Are you saying you saw a black chick one day, and the same chick is now mostly white? Chick color can certainly look different when they are wet vs. dry, but that is quite a significant change.
Are you talking about the EE cockerel in this post?
That cockerel does not have the gene called Dominant White.
Dominant White turns black to white. It may miss a few bits here and there (leakage, or a "paint" chicken), but it is clearly not acting on that cockerel.
That cockerel probably has Silver (a dominant gene that turns gold to white, although it allows some red shades to show in places like rooster shoulders and hen breasts.) But we call that gene Silver, even though it is dominant and causes some parts of the chicken to be white in color.
If the mother was a White Leghorn, the chick's color probably came from her.
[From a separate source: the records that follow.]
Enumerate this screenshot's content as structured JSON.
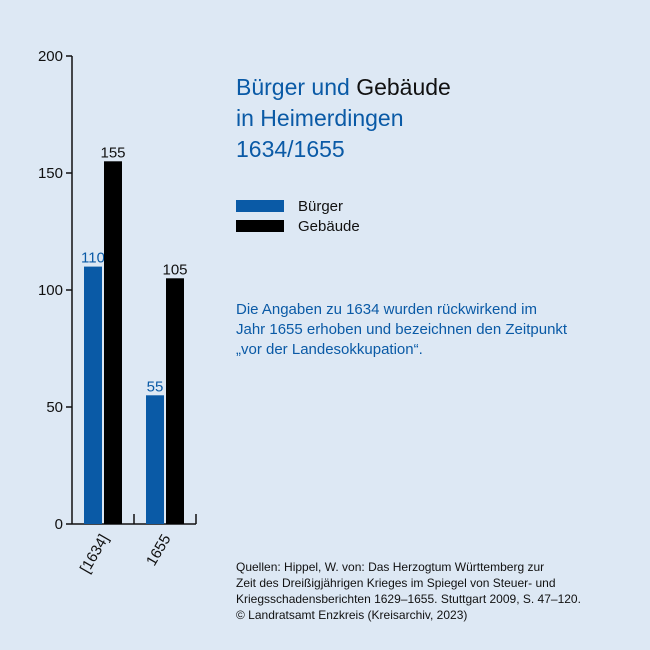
{
  "title": {
    "part1": "Bürger und",
    "part2": "Gebäude",
    "line2": "in Heimerdingen",
    "line3": "1634/1655"
  },
  "note": {
    "line1": "Die Angaben zu 1634 wurden rückwirkend im",
    "line2": "Jahr 1655 erhoben und bezeichnen den Zeitpunkt",
    "line3": "„vor der Landesokkupation“."
  },
  "source": {
    "line1": "Quellen: Hippel, W. von: Das Herzogtum Württemberg zur",
    "line2": "Zeit des Dreißigjährigen Krieges im Spiegel von Steuer- und",
    "line3": "Kriegsschadensberichten 1629–1655. Stuttgart 2009, S. 47–120.",
    "line4": "© Landratsamt Enzkreis (Kreisarchiv, 2023)"
  },
  "chart_data": {
    "type": "bar",
    "categories": [
      "[1634]",
      "1655"
    ],
    "series": [
      {
        "name": "Bürger",
        "values": [
          110,
          55
        ],
        "color": "#0a5aa6",
        "label_color": "#0a5aa6"
      },
      {
        "name": "Gebäude",
        "values": [
          155,
          105
        ],
        "color": "#000000",
        "label_color": "#111111"
      }
    ],
    "ylim": [
      0,
      200
    ],
    "yticks": [
      0,
      50,
      100,
      150,
      200
    ],
    "grid": false,
    "legend_position": "right"
  }
}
The E gene ("Extended Black") makes a chicken black all over, is dominant, and overrides the effect of most other genes. White Leghorns tend to be E/E (pure for the Extended Black gene.)
Dominant White turns all the black to white. White Leghorns tend to be pure for Dominant White, too.
So every chick from a White Leghorn crossed with anything else will have E and Dominant White, making it white with some bits of black leakage. It's one of the most predictable results when crossing different chicken breeds.
I'm not as sure about what's going on with the other ones, but it may become more obvious as they grow their feathers over the next few months.